И улыбающиеся беспризорники начали подмывающе веселый мотив «Свадьбы Шнеерзона».
— Ну, ну, Шлемка… Гоп, ца, ца, ца… Гоп, ца, ца, ца…
На бледном лице Шлемы промелькнул отсвет борьбы с самим собой, но потом губы его скривились в невеселой усмешке. Он покорно встал и, балансируя в такт «оркестру», плавным речитативом начал чудесную песенку об еврейской свадьбе.
«…Большущий шум ув доме Шнеерзона,
„Ес титсах хойшех“ — прямо дым идет.
Он женит сына, Соломона,
Который служит ув Губтрамот».[19]
Еще несколько строф и Шлемка улыбается уже весело и задорно, его глаза начинают подмигивать, и тело все живей движется в такт песенке.
Ax, эта веселая Одесса, создавшая изумительные шедевры бодрых, смешливых песенок. «Одесса-мама» — разгульная, неунывающая, искрящаяся жизнерадостностью. Кто из одесситов не любит глубоко своей Одессы и кто не стыдится внешне этой любви?
— Скажите, вы с Одессы?
Оскорбленный ответ:
— Сами вы сволочь!
Еврейская свадьба в голодной Одессе. Шлемка ее своим акцентом подчеркивает каждый штрих описания.
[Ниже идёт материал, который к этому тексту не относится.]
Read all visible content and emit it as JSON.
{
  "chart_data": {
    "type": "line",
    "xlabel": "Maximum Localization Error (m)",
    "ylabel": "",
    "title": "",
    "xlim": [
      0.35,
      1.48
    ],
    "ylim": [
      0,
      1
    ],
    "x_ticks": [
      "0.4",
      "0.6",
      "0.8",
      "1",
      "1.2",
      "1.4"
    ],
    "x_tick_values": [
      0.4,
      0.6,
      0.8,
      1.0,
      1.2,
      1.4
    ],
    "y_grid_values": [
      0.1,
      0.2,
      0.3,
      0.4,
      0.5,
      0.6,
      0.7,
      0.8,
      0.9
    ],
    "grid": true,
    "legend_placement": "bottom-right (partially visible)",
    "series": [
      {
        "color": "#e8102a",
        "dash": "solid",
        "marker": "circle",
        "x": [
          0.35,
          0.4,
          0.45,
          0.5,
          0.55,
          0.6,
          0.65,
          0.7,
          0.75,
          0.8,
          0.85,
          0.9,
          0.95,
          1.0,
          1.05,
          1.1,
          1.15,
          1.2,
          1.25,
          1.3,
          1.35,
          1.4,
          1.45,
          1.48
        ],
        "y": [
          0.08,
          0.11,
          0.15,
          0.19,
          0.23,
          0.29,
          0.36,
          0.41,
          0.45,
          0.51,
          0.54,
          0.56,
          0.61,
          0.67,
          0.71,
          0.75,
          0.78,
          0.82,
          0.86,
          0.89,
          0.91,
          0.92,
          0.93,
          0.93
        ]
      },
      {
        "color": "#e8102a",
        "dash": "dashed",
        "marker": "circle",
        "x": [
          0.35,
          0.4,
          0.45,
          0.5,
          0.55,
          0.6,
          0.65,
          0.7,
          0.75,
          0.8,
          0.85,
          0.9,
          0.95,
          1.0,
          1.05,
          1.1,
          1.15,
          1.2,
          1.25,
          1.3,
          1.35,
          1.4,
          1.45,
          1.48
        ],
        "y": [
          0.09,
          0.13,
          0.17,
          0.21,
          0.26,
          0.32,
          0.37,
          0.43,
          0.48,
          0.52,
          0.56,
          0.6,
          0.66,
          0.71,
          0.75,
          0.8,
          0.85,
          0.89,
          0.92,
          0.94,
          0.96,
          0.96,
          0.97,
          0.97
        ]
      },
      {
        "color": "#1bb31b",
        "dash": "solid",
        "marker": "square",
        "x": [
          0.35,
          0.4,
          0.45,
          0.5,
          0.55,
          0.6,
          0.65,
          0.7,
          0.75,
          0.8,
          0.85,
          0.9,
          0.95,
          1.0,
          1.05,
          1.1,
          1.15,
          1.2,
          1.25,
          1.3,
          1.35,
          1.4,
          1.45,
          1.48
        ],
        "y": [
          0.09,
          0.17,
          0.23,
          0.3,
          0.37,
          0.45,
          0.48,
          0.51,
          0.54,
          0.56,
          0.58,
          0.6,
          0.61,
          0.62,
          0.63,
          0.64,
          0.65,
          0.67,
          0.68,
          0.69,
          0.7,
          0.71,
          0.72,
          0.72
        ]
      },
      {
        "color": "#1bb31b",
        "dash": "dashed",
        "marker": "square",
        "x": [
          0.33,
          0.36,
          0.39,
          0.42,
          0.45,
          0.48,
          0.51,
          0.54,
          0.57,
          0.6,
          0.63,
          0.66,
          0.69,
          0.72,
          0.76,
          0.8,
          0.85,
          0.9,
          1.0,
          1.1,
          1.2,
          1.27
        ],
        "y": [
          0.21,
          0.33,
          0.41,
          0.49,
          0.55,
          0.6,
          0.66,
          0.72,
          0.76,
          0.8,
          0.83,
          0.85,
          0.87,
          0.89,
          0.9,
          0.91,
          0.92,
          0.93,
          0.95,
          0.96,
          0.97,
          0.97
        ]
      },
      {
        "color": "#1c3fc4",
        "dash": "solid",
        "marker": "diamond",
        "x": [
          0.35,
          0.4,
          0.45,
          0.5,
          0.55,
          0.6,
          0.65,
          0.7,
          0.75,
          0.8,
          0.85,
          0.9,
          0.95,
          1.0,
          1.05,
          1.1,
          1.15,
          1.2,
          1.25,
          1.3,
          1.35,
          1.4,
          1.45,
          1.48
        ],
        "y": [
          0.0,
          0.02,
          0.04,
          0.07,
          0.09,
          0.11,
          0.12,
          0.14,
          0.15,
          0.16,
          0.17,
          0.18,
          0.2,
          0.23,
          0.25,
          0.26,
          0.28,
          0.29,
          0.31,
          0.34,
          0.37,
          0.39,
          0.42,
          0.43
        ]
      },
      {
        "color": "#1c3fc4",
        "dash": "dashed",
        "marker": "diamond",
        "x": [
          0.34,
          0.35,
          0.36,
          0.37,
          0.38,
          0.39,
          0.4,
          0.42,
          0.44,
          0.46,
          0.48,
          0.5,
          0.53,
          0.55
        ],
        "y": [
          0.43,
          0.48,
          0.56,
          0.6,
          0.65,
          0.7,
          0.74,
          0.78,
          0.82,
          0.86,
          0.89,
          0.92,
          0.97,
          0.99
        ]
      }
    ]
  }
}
Вот непревзойденный блик: «музыкальное оформление» свадьбы:
«А на столе стоят три граммофоны…
Один „Дубинушку“ сибе поеть,
Другой увертюрит из „Миньоны“,
А третий „Яблочку“ ореть…»
Дружный хохот сопровождает каждый стих. И оркестр с особенным жаром подхватывает залихватский мотив.